Commodities revenue of the 10 largest banks slumped 245 last year, the first contraction since at least 2008, according to Coalition, a London-based analytics company.
The total fell to $6 billion from $8 billion in 2011, Coalition said in a report today. Their investment banking revenue rose 10% to $159 billion, the first gain in three years, Coalition estimates.
“Low volatility and reduced client activity led to a 24% drop in revenues,” Coalition said in the report. “Performance was also subdued by ongoing concerns about increased regulation and capital sensitivity, pushing banks to re-evaluate their commodities strategies.”
Banks including Goldman Sachs Group Inc. and Morgan Stanley face higher capital requirements and tightening regulation that restrict commodities trading.

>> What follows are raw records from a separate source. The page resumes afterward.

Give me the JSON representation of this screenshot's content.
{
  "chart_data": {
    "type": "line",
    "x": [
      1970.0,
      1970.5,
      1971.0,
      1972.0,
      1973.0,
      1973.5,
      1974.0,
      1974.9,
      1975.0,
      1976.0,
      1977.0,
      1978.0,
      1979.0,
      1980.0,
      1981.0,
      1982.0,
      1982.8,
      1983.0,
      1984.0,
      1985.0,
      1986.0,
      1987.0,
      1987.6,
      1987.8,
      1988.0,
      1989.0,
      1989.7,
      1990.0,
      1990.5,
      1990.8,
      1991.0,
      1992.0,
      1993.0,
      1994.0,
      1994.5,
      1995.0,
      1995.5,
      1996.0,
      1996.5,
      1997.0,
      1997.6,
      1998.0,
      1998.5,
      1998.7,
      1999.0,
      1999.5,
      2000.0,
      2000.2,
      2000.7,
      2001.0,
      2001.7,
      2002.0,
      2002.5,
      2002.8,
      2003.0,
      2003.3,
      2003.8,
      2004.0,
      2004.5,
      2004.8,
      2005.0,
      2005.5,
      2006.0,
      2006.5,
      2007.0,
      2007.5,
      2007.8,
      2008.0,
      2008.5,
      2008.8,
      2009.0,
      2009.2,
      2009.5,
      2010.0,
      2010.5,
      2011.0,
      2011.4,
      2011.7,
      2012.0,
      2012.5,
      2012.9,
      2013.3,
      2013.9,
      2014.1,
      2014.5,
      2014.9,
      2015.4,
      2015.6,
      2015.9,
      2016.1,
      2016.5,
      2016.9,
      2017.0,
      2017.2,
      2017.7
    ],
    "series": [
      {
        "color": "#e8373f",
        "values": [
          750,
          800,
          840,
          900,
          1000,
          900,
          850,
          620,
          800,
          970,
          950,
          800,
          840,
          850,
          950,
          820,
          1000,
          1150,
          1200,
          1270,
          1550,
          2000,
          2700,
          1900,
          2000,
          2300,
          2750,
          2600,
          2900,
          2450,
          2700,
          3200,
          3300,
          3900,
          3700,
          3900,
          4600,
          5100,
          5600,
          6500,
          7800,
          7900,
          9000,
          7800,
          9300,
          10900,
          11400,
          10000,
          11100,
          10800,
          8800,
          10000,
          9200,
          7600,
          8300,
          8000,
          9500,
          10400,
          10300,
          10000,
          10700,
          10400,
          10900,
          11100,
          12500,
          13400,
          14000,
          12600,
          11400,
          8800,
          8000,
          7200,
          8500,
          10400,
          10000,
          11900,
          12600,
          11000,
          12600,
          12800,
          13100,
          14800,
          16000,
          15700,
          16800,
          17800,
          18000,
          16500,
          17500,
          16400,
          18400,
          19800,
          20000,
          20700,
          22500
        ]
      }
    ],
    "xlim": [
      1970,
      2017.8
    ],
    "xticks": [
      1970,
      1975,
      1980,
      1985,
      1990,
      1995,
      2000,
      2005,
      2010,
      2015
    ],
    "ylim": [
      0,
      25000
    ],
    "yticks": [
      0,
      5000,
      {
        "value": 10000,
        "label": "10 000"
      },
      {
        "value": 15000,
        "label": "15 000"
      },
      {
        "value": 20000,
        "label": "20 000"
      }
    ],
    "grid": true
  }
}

Barclays Plc shut its speculative agriculture trading and said this week its commodities unit will focus on “core banking, financing and risk management.” Its commodities trading staff shrank by a third last year and risk exposure to commodities was cut in half, according to the bank.
The 10 companies covered by Coaltion are Bank of America Corp., Barclays, Citigroup Inc., Credit Suisse Group AG, Deutsche Bank AG, Goldman Sachs, JPMorgan Chase & Co., Morgan Stanley, Royal Bank of Scotland Group Plc and UBS AG. Spokespeople for nine of them declined to comment on the report’s findings. Bank of America was unable to immediately respond to a request for comment from Bloomberg.
Fixed income, currencies and commodities earnings rose 21% last year, Coalition said. The banks don’t break out commodities revenue from the total.
Goldman Sachs’s net revenue in commodities were “significantly lower” in the fourth quarter, it said Jan. 16. Morgan Stanley’s revenues were “de minimus,” the bank said Jan. 18.